Confidence and explainability

Governance findings include confidence scores (0 to 1) and explanations that distinguish certain violations from ambiguous ones:
  • High confidence (0.9+): Definitive violation. A GDPR breach on a campaign explicitly targeting EU users.
  • Medium confidence (0.6-0.9): Depends on context the governance agent cannot fully resolve. Audience segments that may include minors, geo targeting that partially overlaps regulated jurisdictions.
  • Low confidence (below 0.6): Speculative. Flagged for human review rather than acted on autonomously.
Every finding includes a human-readable explanation and structured details for programmatic consumption. When human review is triggered internally, the governance agent records the reason, severity, and resolution in its audit logs. Nothing is a black box.

Drift detection

The audit log surfaces aggregate metrics that detect oversight erosion over time:
  • Human review rate — fraction of checks that required internal human review, with trend direction
  • Auto-approval rate — fraction of checks approved without human intervention
  • Human override rate — fraction of human reviews where the human disagreed with the governance agent
Organizations set thresholds on these metrics. When a threshold is breached, the governance agent includes a finding on the next check. A declining human review rate may mean well-calibrated governance or eroding oversight — the threshold breach surfaces the question so the organization can decide.

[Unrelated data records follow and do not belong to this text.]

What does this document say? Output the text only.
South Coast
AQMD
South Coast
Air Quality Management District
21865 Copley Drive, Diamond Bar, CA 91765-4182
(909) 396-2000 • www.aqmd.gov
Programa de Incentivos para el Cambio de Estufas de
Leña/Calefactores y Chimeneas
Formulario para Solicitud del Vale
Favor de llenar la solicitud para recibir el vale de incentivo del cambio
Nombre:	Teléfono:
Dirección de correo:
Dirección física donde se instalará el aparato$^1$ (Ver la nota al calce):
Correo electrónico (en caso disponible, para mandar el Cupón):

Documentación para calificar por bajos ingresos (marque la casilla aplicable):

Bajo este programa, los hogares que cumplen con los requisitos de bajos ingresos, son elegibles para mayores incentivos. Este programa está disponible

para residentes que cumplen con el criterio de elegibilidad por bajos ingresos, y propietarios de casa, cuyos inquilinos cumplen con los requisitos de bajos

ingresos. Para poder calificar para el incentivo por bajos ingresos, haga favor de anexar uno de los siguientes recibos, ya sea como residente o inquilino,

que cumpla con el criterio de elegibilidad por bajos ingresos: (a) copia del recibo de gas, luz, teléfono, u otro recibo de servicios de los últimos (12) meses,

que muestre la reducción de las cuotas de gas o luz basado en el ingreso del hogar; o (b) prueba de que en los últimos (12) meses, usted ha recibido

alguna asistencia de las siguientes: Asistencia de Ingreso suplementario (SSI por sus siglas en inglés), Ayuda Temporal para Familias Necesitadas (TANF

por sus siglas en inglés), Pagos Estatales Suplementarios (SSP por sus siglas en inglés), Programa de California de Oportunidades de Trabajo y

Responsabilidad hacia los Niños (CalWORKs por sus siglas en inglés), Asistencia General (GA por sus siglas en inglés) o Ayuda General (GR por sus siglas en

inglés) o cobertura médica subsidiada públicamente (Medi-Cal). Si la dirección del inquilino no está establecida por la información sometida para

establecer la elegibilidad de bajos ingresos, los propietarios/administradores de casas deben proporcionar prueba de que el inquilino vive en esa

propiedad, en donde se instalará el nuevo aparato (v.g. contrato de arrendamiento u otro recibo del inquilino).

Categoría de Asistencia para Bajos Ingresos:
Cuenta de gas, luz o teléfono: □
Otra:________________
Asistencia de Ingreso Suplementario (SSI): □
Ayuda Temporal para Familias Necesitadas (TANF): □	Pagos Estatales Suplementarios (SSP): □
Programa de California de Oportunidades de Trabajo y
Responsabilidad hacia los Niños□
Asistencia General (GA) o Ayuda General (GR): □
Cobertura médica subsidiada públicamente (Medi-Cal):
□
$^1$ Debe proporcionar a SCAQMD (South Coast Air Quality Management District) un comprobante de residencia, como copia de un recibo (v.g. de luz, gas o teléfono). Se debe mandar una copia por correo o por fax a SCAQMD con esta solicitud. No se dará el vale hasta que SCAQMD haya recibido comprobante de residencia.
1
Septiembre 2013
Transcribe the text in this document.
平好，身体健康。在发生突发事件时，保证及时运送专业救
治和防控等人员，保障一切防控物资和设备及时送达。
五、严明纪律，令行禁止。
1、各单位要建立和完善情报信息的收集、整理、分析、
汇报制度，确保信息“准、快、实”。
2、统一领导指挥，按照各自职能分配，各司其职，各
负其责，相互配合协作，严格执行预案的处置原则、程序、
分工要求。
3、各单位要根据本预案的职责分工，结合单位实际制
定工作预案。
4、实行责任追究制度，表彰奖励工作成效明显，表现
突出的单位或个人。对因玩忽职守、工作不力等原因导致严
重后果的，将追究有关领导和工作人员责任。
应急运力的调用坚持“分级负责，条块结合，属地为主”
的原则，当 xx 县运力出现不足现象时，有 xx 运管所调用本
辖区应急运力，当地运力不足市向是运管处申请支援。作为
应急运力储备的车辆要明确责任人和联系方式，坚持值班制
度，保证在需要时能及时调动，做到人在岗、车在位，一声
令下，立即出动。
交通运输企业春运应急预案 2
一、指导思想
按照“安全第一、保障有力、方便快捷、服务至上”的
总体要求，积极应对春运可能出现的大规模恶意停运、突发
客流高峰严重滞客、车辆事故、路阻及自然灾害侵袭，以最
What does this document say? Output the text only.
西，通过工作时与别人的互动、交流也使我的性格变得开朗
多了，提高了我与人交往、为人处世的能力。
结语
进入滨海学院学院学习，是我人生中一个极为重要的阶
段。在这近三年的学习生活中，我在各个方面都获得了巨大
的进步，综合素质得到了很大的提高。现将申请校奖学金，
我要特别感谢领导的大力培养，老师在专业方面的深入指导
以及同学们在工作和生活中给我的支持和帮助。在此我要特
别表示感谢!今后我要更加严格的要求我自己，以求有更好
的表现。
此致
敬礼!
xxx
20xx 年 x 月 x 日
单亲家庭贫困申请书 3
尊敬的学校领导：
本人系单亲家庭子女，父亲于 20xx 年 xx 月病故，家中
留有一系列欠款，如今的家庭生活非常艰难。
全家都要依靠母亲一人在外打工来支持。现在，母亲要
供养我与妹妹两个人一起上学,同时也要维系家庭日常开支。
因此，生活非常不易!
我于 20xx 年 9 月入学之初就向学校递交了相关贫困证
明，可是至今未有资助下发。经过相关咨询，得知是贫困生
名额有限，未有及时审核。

Multi-brand and agency governance

For holding companies with multiple brands and agency partners:
  • Delegations scope which agents can act on a plan, by authority level, budget limit, market, and expiration. A brand can grant full authority to one agency for Europe and execute_only to another for North America.
  • Portfolio governance defines cross-brand constraints: total portfolio spend caps, shared policy enforcement, and corporate-level exclusions that no individual brand plan can override.

For small brands

A brand buying direct with no agency and no policy team still gets:
  • Automated budget limits and geo enforcement from the campaign plan
  • Compliance coverage from the policy registry — community-maintained, no per-brand configuration required
  • Seller-side verification via governance checks
  • Full audit trail via get_plan_audit_logs
Set a reallocation_threshold on the budget to define guardrails. The governance agent handles the rest.

Comparison to manual processes

Manual processCampaign Governance equivalent
Agency trading desk QAAutomated validation against the plan
DSP pre-bid rulesBudget authority and targeting compliance checks
Advertiser approval workflowsHuman review for high-risk actions
Post-campaign auditget_plan_audit_logs with drift metrics
Compliance reviewPolicy registry + jurisdiction-scoped validation
The difference is that Campaign Governance applies these controls to every transaction, not just the ones that happen to get reviewed. Manual processes are sampling-based and retrospective. Campaign Governance is exhaustive and real-time.